Decisão do STF contra marco temporal não impedirá sua aprovação no Congresso, diz relator do projeto
Marco temporal será julgado pelo Supremo nesta quarta (1°)
O STF (Supremo Tribunal Federal) retoma nesta quarta-feira (1º) o julgamento que discute a demarcação de terras indígenas. Um dos aspectos em discussão é a tese do marco temporal, que tem sua constitucionalidade questionada.
Há, na Câmara, um projeto de lei em tramitação que busca instituir o marco temporal.
Para o deputado federal Arthur Maia (DEM-BA), que foi relator da proposta na CCJ (Comissão de Constituição e Justiça), uma decisão do Supremo, mesmo que contrária ao marco temporal, “não impedirá em nenhum momento que o Congresso aprove a qualquer momento o PL 490”.
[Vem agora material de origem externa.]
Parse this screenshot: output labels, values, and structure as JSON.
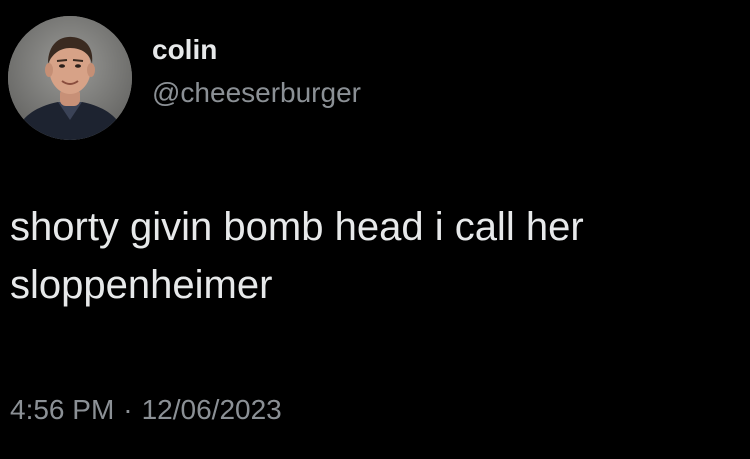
{
  "author": {
    "display_name": "colin",
    "handle": "@cheeserburger",
    "avatar_icon": "profile-photo"
  },
  "tweet": {
    "text_lines": [
      "shorty givin bomb head i call her",
      "sloppenheimer"
    ],
    "time": "4:56 PM",
    "separator": "·",
    "date": "12/06/2023"
  },
  "colors": {
    "background": "#000000",
    "primary_text": "#e7e9ea",
    "secondary_text": "#8b9095"
  }
}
“O Supremo julga, nós fazemos a lei. Então se o Supremo decidir que não tem marco temporal e, na semana seguinte, nós votarmos a lei dizendo que tem marco temporal, prevalece aquilo que nós estamos estabelecendo. O Supremo não é legislador, o legislador somos nós”, afirmou em entrevista à Folha de S.Paulo.
Como mostrou o jornal Folha de S.Paulo, o agronegócio pressiona para que o tribunal determine que os indígenas só possam ter direito sobre terras que já estavam ocupadas até 5 de outubro de 1988, data da promulgação da Constituição.
PERGUNTA – O Brasil é signatário da Convenção Organização Internacional do Trabalho, que prevê a consulta prévia a povos indígenas em caso de medidas legislativas que podem afetá-los. O PL 490 traz várias mudanças nas regras para terras indígenas. Por que os povos indígenas não foram consultados?
ARTHUR MAIA – Quando se faz um acordo internacional, quem faz é o Executivo, eu nunca ouvi falar que o Legislativo seja submetido durante a sua atividade legislativa a fazer consultas que não sejam [aquelas] como são feitas dentro do ordenamento do regimento interno da Casa, quando você tem projeto tramitando na Casa, pode fazer audiência pública, essas audiências sempre acontecem.
E quais foram as medidas para participação das populações indígenas na tramitação desse projeto?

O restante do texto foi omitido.